When I crawled home at 5something am, however, I could not rest too long. At 10 I had to leave for the annual kiddies carnival family hangout. The kids costumes were lovely and I was surprised some of the overtly political messaging of some of the bands, but it was a fantastic way to discover the issues Trinis wanted to highlight. Much laughter, liming and soaking up the atmosphere with some very warm – and hilarious – people. Home just before 4pm, with time enough for a shower and quick wardrobe change, then out to another all inclusive for 6.

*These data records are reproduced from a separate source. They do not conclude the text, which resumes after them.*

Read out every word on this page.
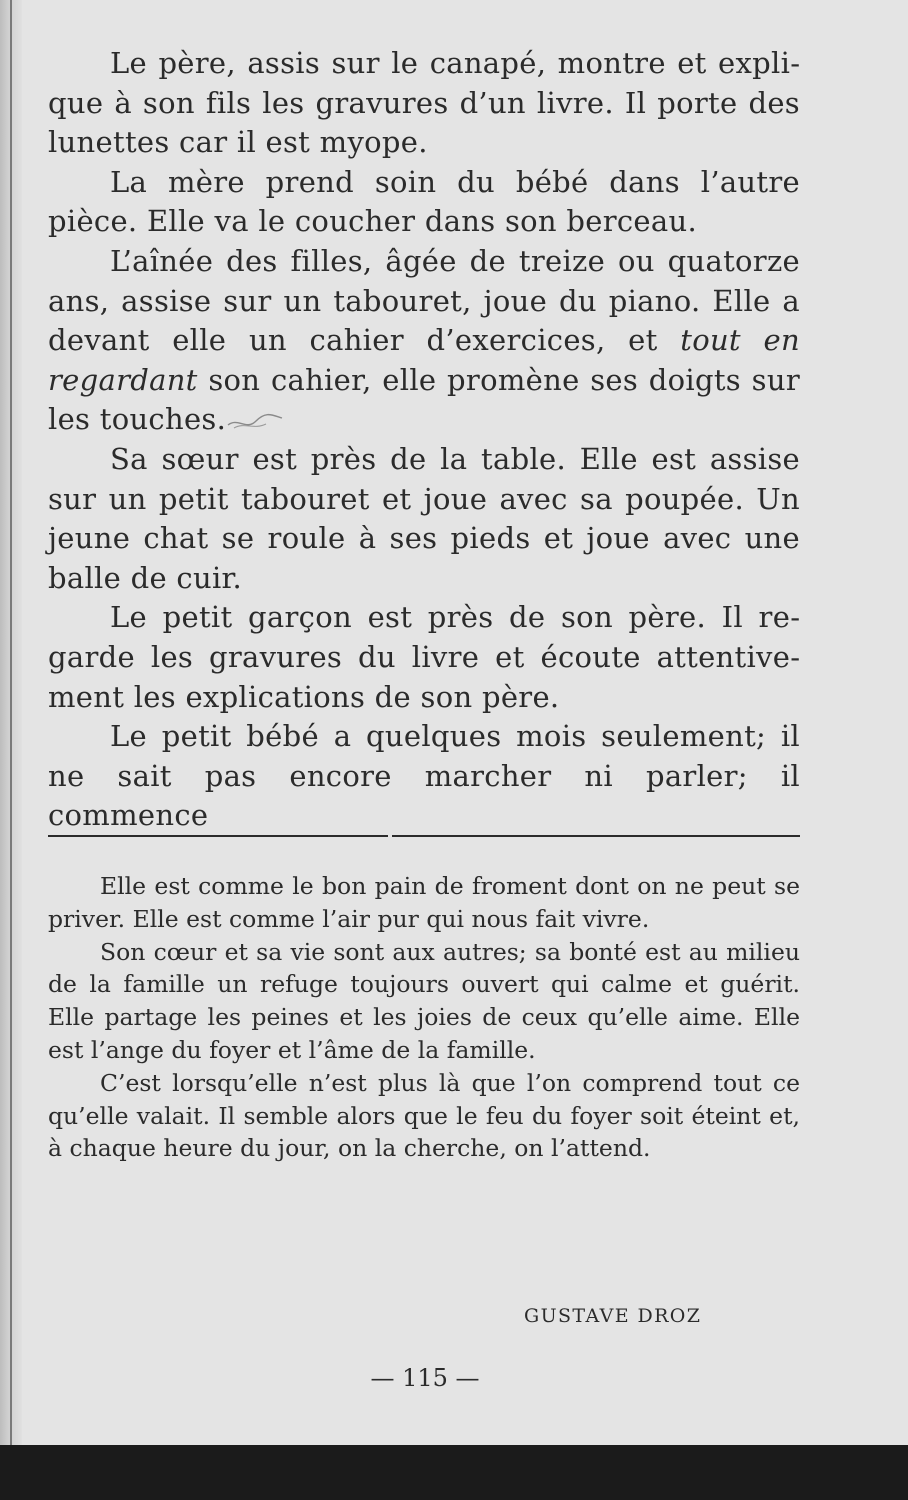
Le père, assis sur le canapé, montre et explique à son fils les gravures d’un livre. Il porte des lunettes car il est myope.

La mère prend soin du bébé dans l’autre pièce. Elle va le coucher dans son berceau.

L’aînée des filles, âgée de treize ou quatorze ans, assise sur un tabouret, joue du piano. Elle a devant elle un cahier d’exercices, et tout en regardant son cahier, elle promène ses doigts sur les touches.

Sa sœur est près de la table. Elle est assise sur un petit tabouret et joue avec sa poupée. Un jeune chat se roule à ses pieds et joue avec une balle de cuir.

Le petit garçon est près de son père. Il regarde les gravures du livre et écoute attentivement les explications de son père.

Le petit bébé a quelques mois seulement; il ne sait pas encore marcher ni parler; il commence

Elle est comme le bon pain de froment dont on ne peut se priver. Elle est comme l’air pur qui nous fait vivre.

Son cœur et sa vie sont aux autres; sa bonté est au milieu de la famille un refuge toujours ouvert qui calme et guérit. Elle partage les peines et les joies de ceux qu’elle aime. Elle est l’ange du foyer et l’âme de la famille.

C’est lorsqu’elle n’est plus là que l’on comprend tout ce qu’elle valait. Il semble alors que le feu du foyer soit éteint et, à chaque heure du jour, on la cherche, on l’attend.

GUSTAVE DROZ
— 115 —
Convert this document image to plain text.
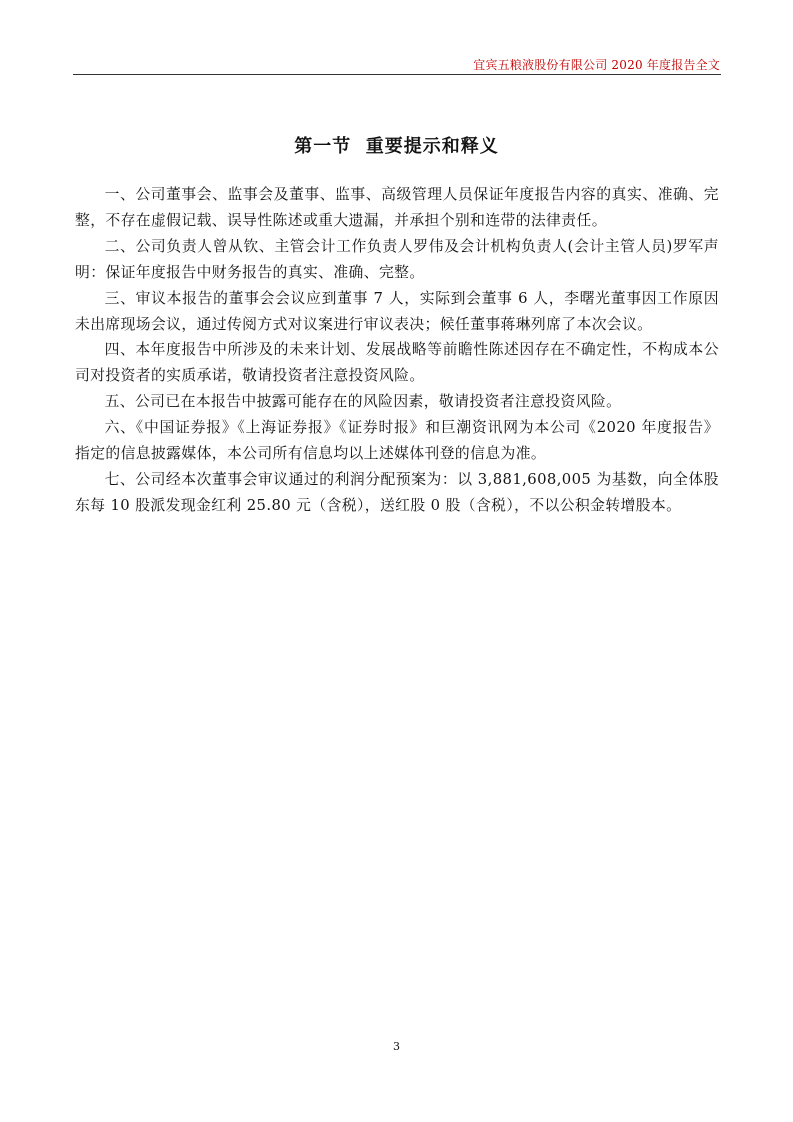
宜宾五粮液股份有限公司 2020 年度报告全文
第一节  重要提示和释义

一、公司董事会、监事会及董事、监事、高级管理人员保证年度报告内容的真实、准确、完整，不存在虚假记载、误导性陈述或重大遗漏，并承担个别和连带的法律责任。

二、公司负责人曾从钦、主管会计工作负责人罗伟及会计机构负责人(会计主管人员)罗军声明：保证年度报告中财务报告的真实、准确、完整。

三、审议本报告的董事会会议应到董事 7 人，实际到会董事 6 人，李曙光董事因工作原因未出席现场会议，通过传阅方式对议案进行审议表决；候任董事蒋琳列席了本次会议。

四、本年度报告中所涉及的未来计划、发展战略等前瞻性陈述因存在不确定性，不构成本公司对投资者的实质承诺，敬请投资者注意投资风险。

五、公司已在本报告中披露可能存在的风险因素，敬请投资者注意投资风险。

六、《中国证券报》《上海证券报》《证券时报》和巨潮资讯网为本公司《2020 年度报告》指定的信息披露媒体，本公司所有信息均以上述媒体刊登的信息为准。

七、公司经本次董事会审议通过的利润分配预案为：以 3,881,608,005 为基数，向全体股东每 10 股派发现金红利 25.80 元（含税），送红股 0 股（含税），不以公积金转增股本。

3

This time it was with former Miss Universe, Penny, whose annual carnival shindig I was headed to. As well as my first non-rum alcohol, as an all-inclusive there was a huge delicious 3 course meal, and live music with the ticket. As well as getting close up, longer performances of two of the artists I’d seen on stage the night before – Blaxx and Iwer George – I also discovered Chutney soca. To my simple ears, it’s Indian-influenced soca. I’d first heard it when Drupatee performed at Soca Monarch the night before, but I fell in love with an Indian Trini that night, when KI came on stage. He and 3veni (with whom I fell in love) did the longest set and after KI lit up the stage in his first 3 mins on it, 3veni’s voice and cheeky charm swept me off my feet. Coming on after the huge stars who were themselves excellent performers was no easy feat , so props to them for captivating me all the same.
Although I was home just before 11, it was not so much an early night as a scheduled slot for sleep. I was awakened by at 4 so I could get ready for the Breakfast Party. True story. Having received my itinerary in advance, I had imagined this was a small family ritual ‘me and my cousins hav a lil tradition…’ said the itinerary. It was more like something you’d see on MTV…but I will save the details of the next three days of carnival for another post. At this point I should add, as my sister pointed out, that all soca greats do not come from Trinidad and Tobago, lest anyone reading this get the wrong impression. I’m merely highlighting some of the contemporary soca artists who call Trinidad and Tobago home, and kept me on the dancefloor throughout my time there. Special thanks to Blaxx cos I spread my hands and leh gooooooo ooo ooo ooo ooo everytime his tune came on. Made a lil aeroplane, and spun around with my hands in the air too, throwing my stress away. By the time I climbed out of bed Sunday morning, I wasn’t thinking about sleep, I just wanted to be sure there wasn’t a fete somewhere which I was missing. There was. There was 24 hour feting the week I was at carnival, but I wasn’t missing any of the fetes I had planned to be out. Yup, Carnival in Trinidad is definitely one of the best things about being alive.